Mesh : Humans United States Middle Aged Triage Craniocerebral Trauma Blood Pressure Spinal Cord Injuries Thoracic Injuries Wounds and Injuries / diagnosis therapy Trauma Centers Injury Severity Score Retrospective Studies Emergency Medical Services

来  源:   DOI:10.1016/j.surg.2023.10.024   PDF(Pubmed)

Abstract:
State guidelines for re-triage, or emergency inter-facility transfer, have never been characterized across the United States.
All 50 states\' Department of Health and/or Trauma System websites were reviewed for publicly available re-triage guidelines within their rules and regulations. Communication was made via phone or email to state agencies or trauma advisory committees to obtain or confirm the absence of guidelines where public data was unavailable. Guideline criteria were abstracted and grouped into domains of Center for Disease Control Field Triage Criteria: pattern/anatomy of injury, vital signs, special populations, and mechanisms of injury. Re-triage criteria were summarized across states using median and interquartile ranges for continuous data and frequencies for categorical data. Demographic data of states with and without re-triage guidelines were compared using the Wilcoxon rank sum test.

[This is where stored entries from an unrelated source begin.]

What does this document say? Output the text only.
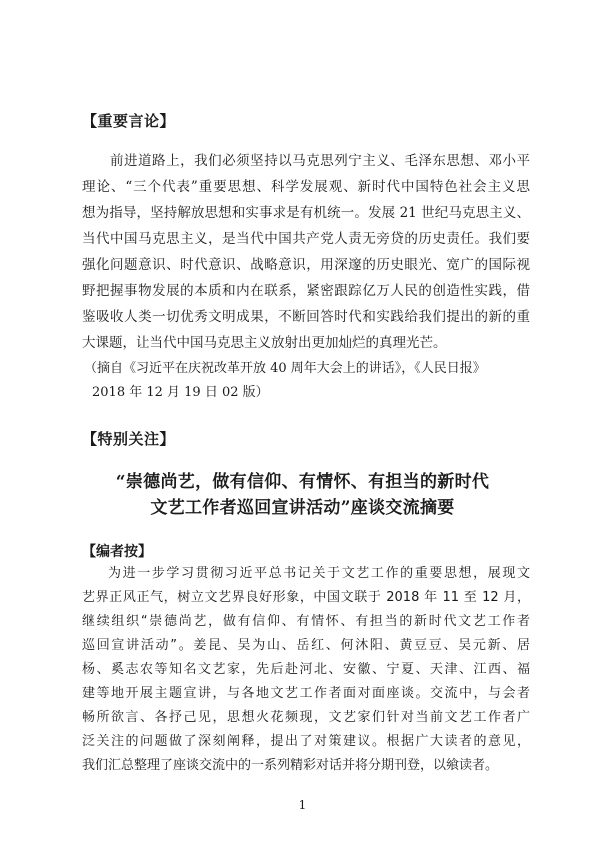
【重要言论】
前进道路上，我们必须坚持以马克思列宁主义、毛泽东思想、邓小平
理论、“三个代表”重要思想、科学发展观、新时代中国特色社会主义思
想为指导，坚持解放思想和实事求是有机统一。发展 21 世纪马克思主义、
当代中国马克思主义，是当代中国共产党人责无旁贷的历史责任。我们要
强化问题意识、时代意识、战略意识，用深邃的历史眼光、宽广的国际视
野把握事物发展的本质和内在联系，紧密跟踪亿万人民的创造性实践，借
鉴吸收人类一切优秀文明成果，不断回答时代和实践给我们提出的新的重
大课题，让当代中国马克思主义放射出更加灿烂的真理光芒。
（摘自《习近平在庆祝改革开放 40 周年大会上的讲话》，《人民日报》
2018 年 12 月 19 日 02 版）
【特别关注】
“崇德尚艺，做有信仰、有情怀、有担当的新时代
文艺工作者巡回宣讲活动”座谈交流摘要
【编者按】
为进一步学习贯彻习近平总书记关于文艺工作的重要思想，展现文
艺界正风正气，树立文艺界良好形象，中国文联于 2018 年 11 至 12 月，
继续组织“崇德尚艺，做有信仰、有情怀、有担当的新时代文艺工作者
巡回宣讲活动”。姜昆、吴为山、岳红、何沐阳、黄豆豆、吴元新、居
杨、奚志农等知名文艺家，先后赴河北、安徽、宁夏、天津、江西、福
建等地开展主题宣讲，与各地文艺工作者面对面座谈。交流中，与会者
畅所欲言、各抒己见，思想火花频现，文艺家们针对当前文艺工作者广
泛关注的问题做了深刻阐释，提出了对策建议。根据广大读者的意见，
我们汇总整理了座谈交流中的一系列精彩对话并将分期刊登，以飨读者。
1
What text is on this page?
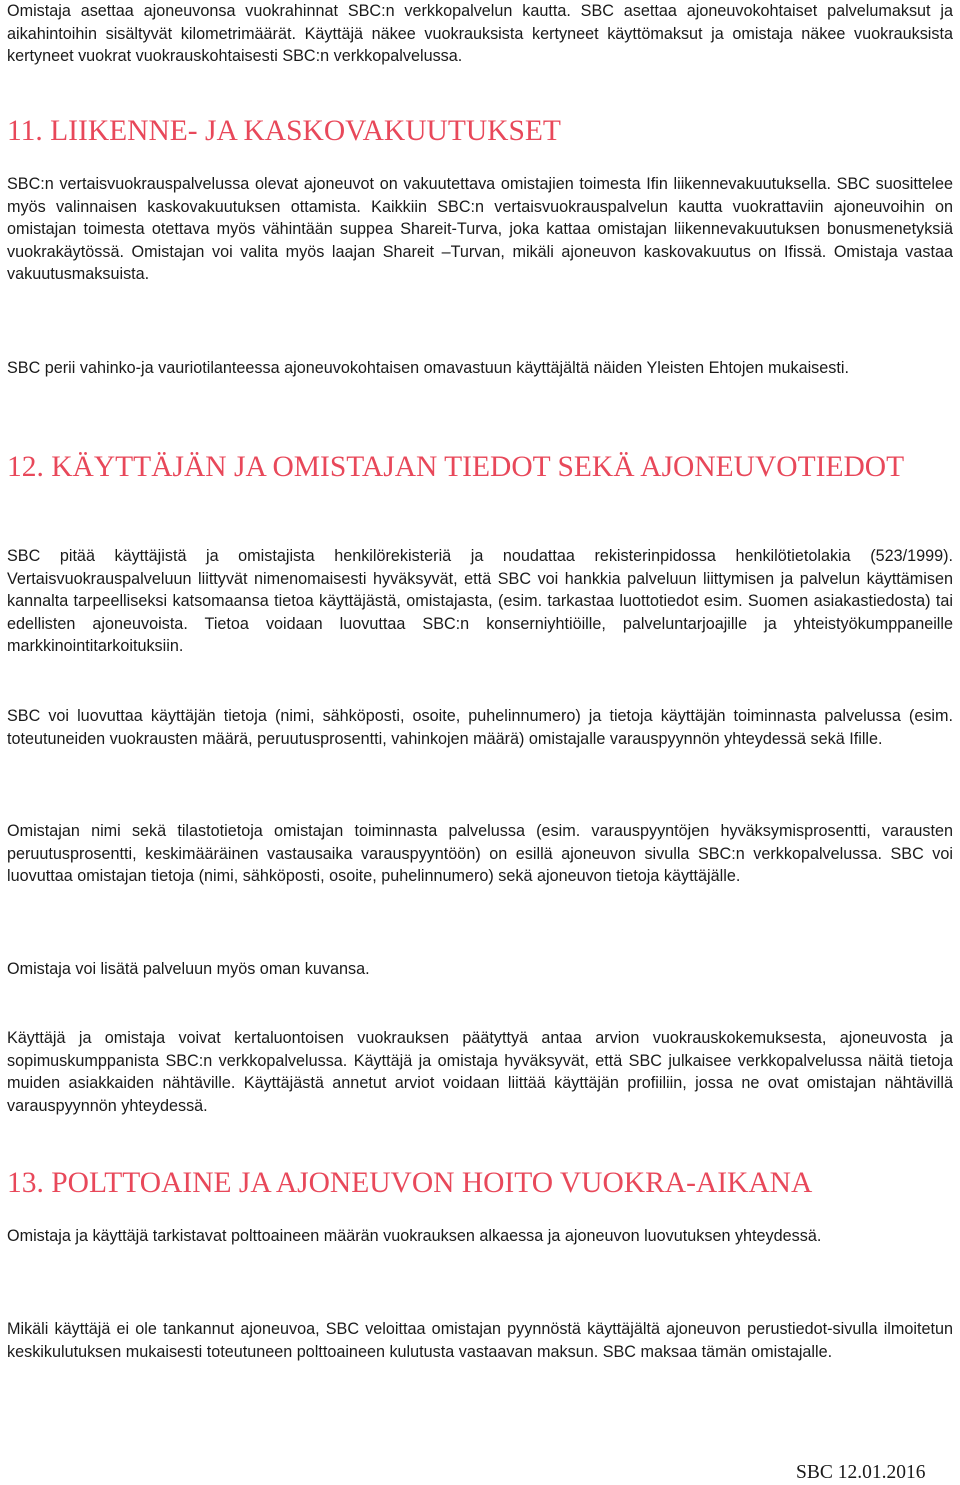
Omistaja asettaa ajoneuvonsa vuokrahinnat SBC:n verkkopalvelun kautta. SBC asettaa ajoneuvokohtaiset palvelumaksut ja aikahintoihin sisältyvät kilometrimäärät. Käyttäjä näkee vuokrauksista kertyneet käyttömaksut ja omistaja näkee vuokrauksista kertyneet vuokrat vuokrauskohtaisesti SBC:n verkkopalvelussa.

11. LIIKENNE- JA KASKOVAKUUTUKSET

SBC:n vertaisvuokrauspalvelussa olevat ajoneuvot on vakuutettava omistajien toimesta Ifin liikennevakuutuksella. SBC suosittelee myös valinnaisen kaskovakuutuksen ottamista. Kaikkiin SBC:n vertaisvuokrauspalvelun kautta vuokrattaviin ajoneuvoihin on omistajan toimesta otettava myös vähintään suppea Shareit-Turva, joka kattaa omistajan liikennevakuutuksen bonusmenetyksiä vuokrakäytössä. Omistajan voi valita myös laajan Shareit –Turvan, mikäli ajoneuvon kaskovakuutus on Ifissä. Omistaja vastaa vakuutusmaksuista.

SBC perii vahinko-ja vauriotilanteessa ajoneuvokohtaisen omavastuun käyttäjältä näiden Yleisten Ehtojen mukaisesti.

12. KÄYTTÄJÄN JA OMISTAJAN TIEDOT SEKÄ AJONEUVOTIEDOT

SBC pitää käyttäjistä ja omistajista henkilörekisteriä ja noudattaa rekisterinpidossa henkilötietolakia (523/1999). Vertaisvuokrauspalveluun liittyvät nimenomaisesti hyväksyvät, että SBC voi hankkia palveluun liittymisen ja palvelun käyttämisen kannalta tarpeelliseksi katsomaansa tietoa käyttäjästä, omistajasta, (esim. tarkastaa luottotiedot esim. Suomen asiakastiedosta) tai edellisten ajoneuvoista. Tietoa voidaan luovuttaa SBC:n konserniyhtiöille, palveluntarjoajille ja yhteistyökumppaneille markkinointitarkoituksiin.

SBC voi luovuttaa käyttäjän tietoja (nimi, sähköposti, osoite, puhelinnumero) ja tietoja käyttäjän toiminnasta palvelussa (esim. toteutuneiden vuokrausten määrä, peruutusprosentti, vahinkojen määrä) omistajalle varauspyynnön yhteydessä sekä Ifille.

Omistajan nimi sekä tilastotietoja omistajan toiminnasta palvelussa (esim. varauspyyntöjen hyväksymisprosentti, varausten peruutusprosentti, keskimääräinen vastausaika varauspyyntöön) on esillä ajoneuvon sivulla SBC:n verkkopalvelussa. SBC voi luovuttaa omistajan tietoja (nimi, sähköposti, osoite, puhelinnumero) sekä ajoneuvon tietoja käyttäjälle.

Omistaja voi lisätä palveluun myös oman kuvansa.

Käyttäjä ja omistaja voivat kertaluontoisen vuokrauksen päätyttyä antaa arvion vuokrauskokemuksesta, ajoneuvosta ja sopimuskumppanista SBC:n verkkopalvelussa. Käyttäjä ja omistaja hyväksyvät, että SBC julkaisee verkkopalvelussa näitä tietoja muiden asiakkaiden nähtäville. Käyttäjästä annetut arviot voidaan liittää käyttäjän profiiliin, jossa ne ovat omistajan nähtävillä varauspyynnön yhteydessä.

13. POLTTOAINE JA AJONEUVON HOITO VUOKRA-AIKANA

Omistaja ja käyttäjä tarkistavat polttoaineen määrän vuokrauksen alkaessa ja ajoneuvon luovutuksen yhteydessä.

Mikäli käyttäjä ei ole tankannut ajoneuvoa, SBC veloittaa omistajan pyynnöstä käyttäjältä ajoneuvon perustiedot-sivulla ilmoitetun keskikulutuksen mukaisesti toteutuneen polttoaineen kulutusta vastaavan maksun. SBC maksaa tämän omistajalle.

SBC 12.01.2016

Re-triage guidelines were identified for 22 of 50 states (44%). Common anatomy of injury criteria included head trauma (91% of states with guidelines), spinal cord injury (82%), chest injury (77%), and pelvic injury (73%). Common vital signs criteria included Glasgow Coma Score (91% of states) ranging from 8 to 14, systolic blood pressure (36%) ranging from 90 to 100 mm Hg, and respiratory rate (23%) with all using 10 respirations/minute. Common special populations criteria included mechanical ventilation (73% of states), age (68%) ranging from <2 or >60 years, cardiac disease (59%), and pregnancy (55%). No significant demographic differences were found between states with versus without re-triage guidelines.
A minority of US states have re-triage guidelines. Characterizing existing criteria can inform future guideline development.
摘要:
背景:州重新分诊指南,或紧急设施间转移,在美国从未被描述过。
方法:对所有50个州的卫生部和/或创伤系统网站进行了审查,以了解其规章制度中公开提供的重新分诊指南。通过电话或电子邮件与州机构或创伤咨询委员会进行沟通,以获取或确认缺乏公共数据的指南。对指南标准进行了抽象,并将其分为疾病控制中心现场分类标准的领域:损伤的模式/解剖,生命体征,特殊人群,和损伤机制。使用连续数据的中位数和四分位数范围以及分类数据的频率来总结各州的重新分类标准。使用Wilcoxon秩和检验比较了有和没有重新分类指南的州的人口统计数据。
结果:为50个州中的22个州(44%)确定了重新分诊指南。常见的损伤解剖标准包括头部创伤(91%的国家与指南),脊髓损伤(82%),胸部损伤(77%),骨盆损伤(73%)。常见的生命体征标准包括格拉斯哥昏迷评分(91%的州)从8到14,收缩压(36%)从90到100mmHg,和呼吸率(23%),全部使用10次呼吸/分钟。常见的特殊人群标准包括机械通气(73%的州),年龄(68%)在<2岁或>60岁之间,心脏病(59%),怀孕(55%)。在有和没有重新分诊指南的州之间没有发现明显的人口统计学差异。
结论:美国少数州有复诊指南。表征现有标准可以为未来的指南开发提供信息。